Bruno recebeu a polilaminina experimental menos de 24 horas depois da lesão e recuperou progressivamente os movimentos. Hoje consegue andar, trabalhar e fazer exercícios. O caso dele é o mais expressivo entre os participantes do primeiro estudo piloto realizado com seres humanos. “Eu tive a oportunidade de voltar a ser uma pessoa ativa, independente”, contou o bancário em uma audiência no Senado.

Agora, oito anos depois do acidente, Bruno usa a própria história para pedir que o processo científico avance mais rapidamente e que outras pessoas tenham a oportunidade de participar dos estudos. “Estamos quase em setembro e até agora nenhum paciente foi captado. Eu estou extremamente desapontado com isso”, afirmou.

O que está acontecendo

A Anvisa autorizou em 5 de janeiro de 2026 o estudo clínico de fase 1 da polilaminina. A previsão é incluir cinco pacientes entre 18 e 70 anos com lesões agudas e completas da medula torácica, entre as vértebras T2 e T10, com indicação cirúrgica e possibilidade de receber a substância em até 72 horas após o trauma, para avaliar a segurança do medicamento experimental.

Bruno disse que está frustrado com a demora para que os primeiros pacientes sejam incluídos: “A fase 1 do estudo clínico da polilaminina foi aprovada pela Anvisa em janeiro. Estamos quase em setembro e até agora nenhum paciente foi captado”, disse.

E o registro público do estudo no ClinicalTrials.gov aparece com o status “not yet recruiting”, ou “ainda não recrutando”. A informação, foi atualizada pela última vez em 3 de fevereiro.

Cobrança não é para pular etapas

Apesar da frustração, Bruno fez questão de deixar claro que não está pedindo que a polilaminina seja liberada para toda a população sem estudos. Ao contrário.

“O estudo precisa acontecer. É ele que vai trazer a comprovação, é ele que vai permitir que um dia isso chegue a todo mundo do jeito certo”, afirmou. E resumiu a cobrança em uma frase: “Não é para atrasar, é para avançar.”

A ressalva é importante porque a polilaminina continua sendo um tratamento experimental.

Publicado em revista científica

O primeiro estudo piloto revisado por pares foi publicado em 4 de agosto de 2026 na revista científica Spinal Cord, do grupo Nature. O trabalho acompanhou oito pacientes com lesões traumáticas completas da medula que receberam uma aplicação intramedular de polilaminina.

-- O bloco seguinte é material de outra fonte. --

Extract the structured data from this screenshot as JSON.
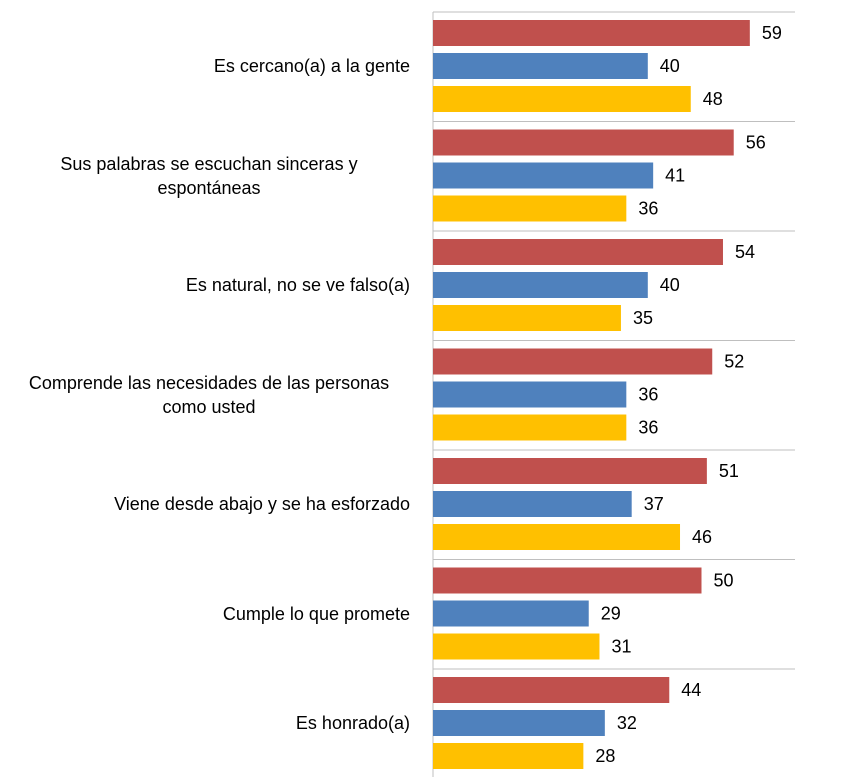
{
  "chart_data": {
    "type": "bar",
    "orientation": "horizontal",
    "categories": [
      "Es cercano(a) a la gente",
      "Sus palabras se escuchan sinceras y espontáneas",
      "Es natural, no se ve falso(a)",
      "Comprende las necesidades de las personas como usted",
      "Viene desde abajo y se ha esforzado",
      "Cumple lo que promete",
      "Es honrado(a)"
    ],
    "series": [
      {
        "color": "#c0504d",
        "values": [
          59,
          56,
          54,
          52,
          51,
          50,
          44
        ]
      },
      {
        "color": "#4f81bd",
        "values": [
          40,
          41,
          40,
          36,
          37,
          29,
          32
        ]
      },
      {
        "color": "#ffc000",
        "values": [
          48,
          36,
          35,
          36,
          46,
          31,
          28
        ]
      }
    ],
    "xlim": [
      0,
      100
    ]
  }
}
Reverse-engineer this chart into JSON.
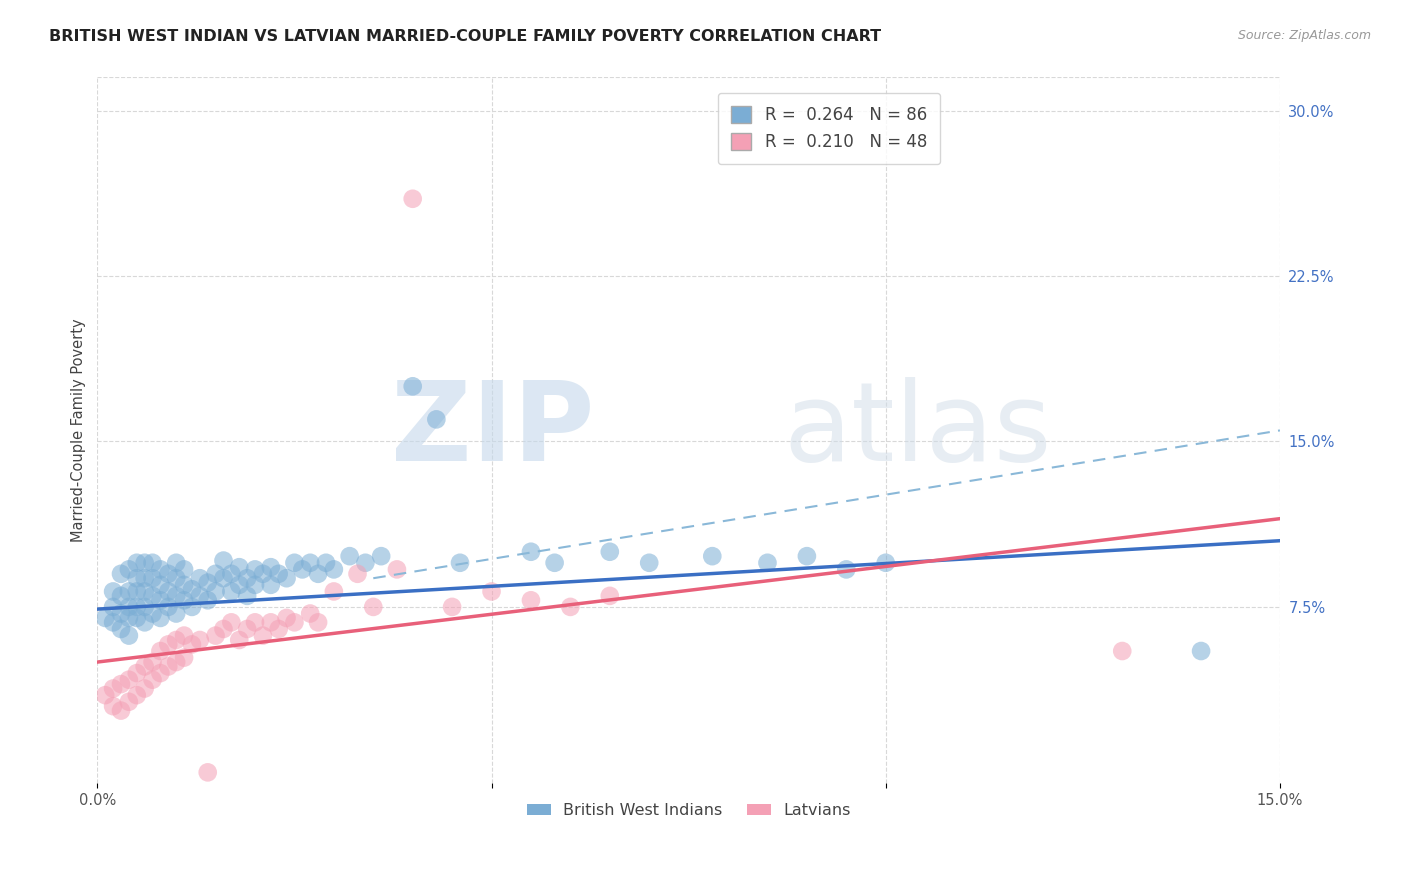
{
  "title": "BRITISH WEST INDIAN VS LATVIAN MARRIED-COUPLE FAMILY POVERTY CORRELATION CHART",
  "source": "Source: ZipAtlas.com",
  "ylabel": "Married-Couple Family Poverty",
  "xlim": [
    0.0,
    0.15
  ],
  "ylim": [
    -0.005,
    0.315
  ],
  "xtick_positions": [
    0.0,
    0.05,
    0.1,
    0.15
  ],
  "xtick_labels": [
    "0.0%",
    "",
    "",
    "15.0%"
  ],
  "ytick_positions": [
    0.075,
    0.15,
    0.225,
    0.3
  ],
  "ytick_labels": [
    "7.5%",
    "15.0%",
    "22.5%",
    "30.0%"
  ],
  "bwi_color": "#7badd4",
  "latvian_color": "#f4a0b5",
  "bwi_line_color": "#3a6fc4",
  "latvian_line_color": "#e8607a",
  "bwi_dash_color": "#8ab8d8",
  "bwi_R": 0.264,
  "bwi_N": 86,
  "latvian_R": 0.21,
  "latvian_N": 48,
  "bwi_scatter_x": [
    0.001,
    0.002,
    0.002,
    0.002,
    0.003,
    0.003,
    0.003,
    0.003,
    0.004,
    0.004,
    0.004,
    0.004,
    0.004,
    0.005,
    0.005,
    0.005,
    0.005,
    0.005,
    0.006,
    0.006,
    0.006,
    0.006,
    0.006,
    0.007,
    0.007,
    0.007,
    0.007,
    0.008,
    0.008,
    0.008,
    0.008,
    0.009,
    0.009,
    0.009,
    0.01,
    0.01,
    0.01,
    0.01,
    0.011,
    0.011,
    0.011,
    0.012,
    0.012,
    0.013,
    0.013,
    0.014,
    0.014,
    0.015,
    0.015,
    0.016,
    0.016,
    0.017,
    0.017,
    0.018,
    0.018,
    0.019,
    0.019,
    0.02,
    0.02,
    0.021,
    0.022,
    0.022,
    0.023,
    0.024,
    0.025,
    0.026,
    0.027,
    0.028,
    0.029,
    0.03,
    0.032,
    0.034,
    0.036,
    0.04,
    0.043,
    0.046,
    0.055,
    0.058,
    0.065,
    0.07,
    0.078,
    0.085,
    0.09,
    0.095,
    0.1,
    0.14
  ],
  "bwi_scatter_y": [
    0.07,
    0.068,
    0.075,
    0.082,
    0.065,
    0.072,
    0.08,
    0.09,
    0.062,
    0.07,
    0.075,
    0.082,
    0.092,
    0.07,
    0.075,
    0.082,
    0.088,
    0.095,
    0.068,
    0.075,
    0.082,
    0.088,
    0.095,
    0.072,
    0.08,
    0.088,
    0.095,
    0.07,
    0.078,
    0.085,
    0.092,
    0.075,
    0.082,
    0.09,
    0.072,
    0.08,
    0.088,
    0.095,
    0.078,
    0.085,
    0.092,
    0.075,
    0.083,
    0.08,
    0.088,
    0.078,
    0.086,
    0.082,
    0.09,
    0.088,
    0.096,
    0.082,
    0.09,
    0.085,
    0.093,
    0.08,
    0.088,
    0.085,
    0.092,
    0.09,
    0.085,
    0.093,
    0.09,
    0.088,
    0.095,
    0.092,
    0.095,
    0.09,
    0.095,
    0.092,
    0.098,
    0.095,
    0.098,
    0.175,
    0.16,
    0.095,
    0.1,
    0.095,
    0.1,
    0.095,
    0.098,
    0.095,
    0.098,
    0.092,
    0.095,
    0.055
  ],
  "latvian_scatter_x": [
    0.001,
    0.002,
    0.002,
    0.003,
    0.003,
    0.004,
    0.004,
    0.005,
    0.005,
    0.006,
    0.006,
    0.007,
    0.007,
    0.008,
    0.008,
    0.009,
    0.009,
    0.01,
    0.01,
    0.011,
    0.011,
    0.012,
    0.013,
    0.014,
    0.015,
    0.016,
    0.017,
    0.018,
    0.019,
    0.02,
    0.021,
    0.022,
    0.023,
    0.024,
    0.025,
    0.027,
    0.028,
    0.03,
    0.033,
    0.035,
    0.038,
    0.04,
    0.045,
    0.05,
    0.055,
    0.06,
    0.065,
    0.13
  ],
  "latvian_scatter_y": [
    0.035,
    0.03,
    0.038,
    0.028,
    0.04,
    0.032,
    0.042,
    0.035,
    0.045,
    0.038,
    0.048,
    0.042,
    0.05,
    0.045,
    0.055,
    0.048,
    0.058,
    0.05,
    0.06,
    0.052,
    0.062,
    0.058,
    0.06,
    0.0,
    0.062,
    0.065,
    0.068,
    0.06,
    0.065,
    0.068,
    0.062,
    0.068,
    0.065,
    0.07,
    0.068,
    0.072,
    0.068,
    0.082,
    0.09,
    0.075,
    0.092,
    0.26,
    0.075,
    0.082,
    0.078,
    0.075,
    0.08,
    0.055
  ],
  "watermark_zip": "ZIP",
  "watermark_atlas": "atlas",
  "background_color": "#ffffff",
  "grid_color": "#d8d8d8",
  "title_fontsize": 11.5,
  "label_fontsize": 10.5,
  "tick_fontsize": 10.5,
  "legend_fontsize": 12,
  "bwi_trendline": [
    0.0,
    0.15,
    0.074,
    0.105
  ],
  "latvian_trendline": [
    0.0,
    0.15,
    0.05,
    0.115
  ],
  "bwi_dashline": [
    0.035,
    0.15,
    0.088,
    0.155
  ]
}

Entre os pacientes que sobreviveram e puderam ser acompanhados, foram observadas recuperações neurológicas, e Bruno apresentou uma das evoluções funcionais mais expressivas.

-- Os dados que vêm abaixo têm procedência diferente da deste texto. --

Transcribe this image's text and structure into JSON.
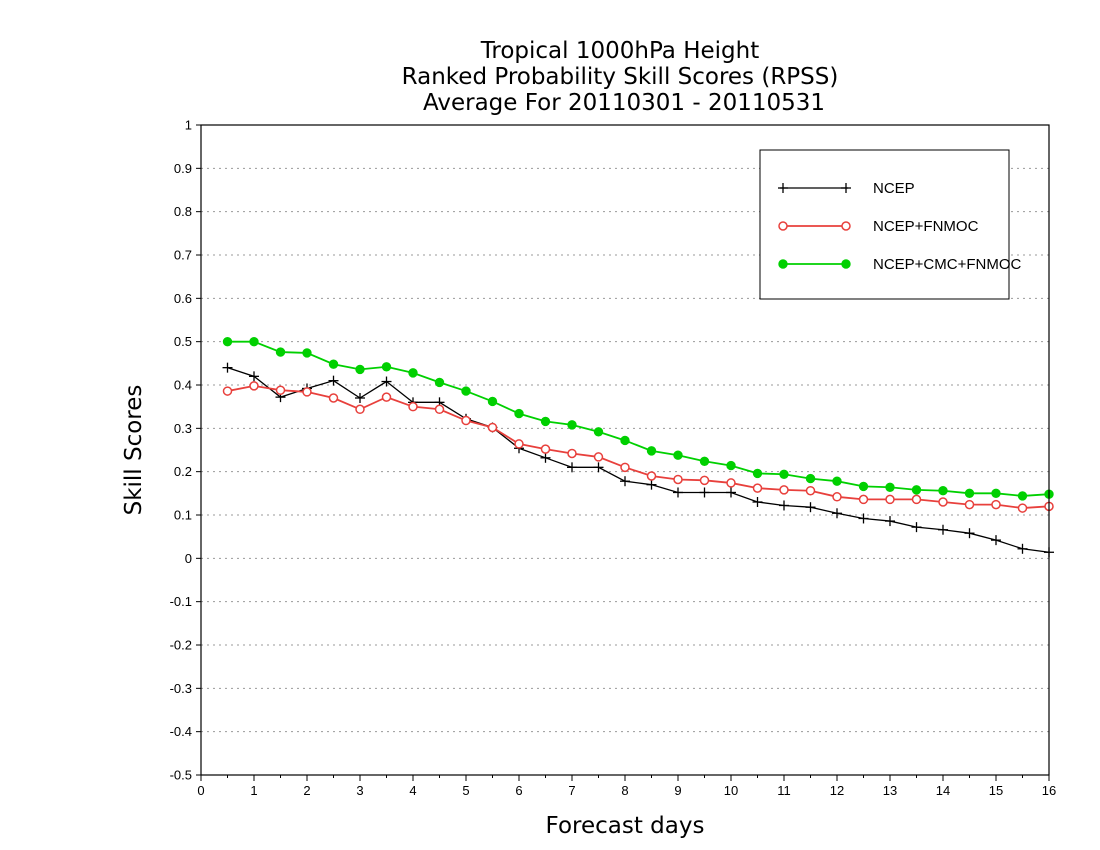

Porém, o artigo científico alerta que o estudo foi pequeno e não teve grupo de controle. Por isso, não é possível afirmar cientificamente que a polilaminina foi a responsável pela recuperação dos pacientes. E melhoras espontâneas também não podem ser completamente excluídas.

Pesquisa começou há quase 30 anos

A trajetória da polilaminina começou no fim dos anos 1990 com as pesquisas de Tatiana Coelho de Sampaio e da equipe da UFRJ. A substância é produzida a partir da laminina, proteína encontrada naturalmente no organismo. Estudos realizados em laboratório e em animais indicaram potencial para favorecer processos relacionados à regeneração do tecido nervoso.

O desenvolvimento passou depois a contar com a participação do laboratório brasileiro Cristália, responsável pelo produto que está entrando na etapa regulatória de estudos clínicos.

Se a fase 1 apresentar resultados satisfatórios de segurança, o desenvolvimento poderá avançar para estudos maiores, destinados a avaliar de maneira mais consistente a eficácia da polilaminina.

“Esperança que isso mude”

Depois de cobrar mudanças, ele terminou o desabafo sem abandonar a esperança:

“Eu tenho esperança de que isso mude.”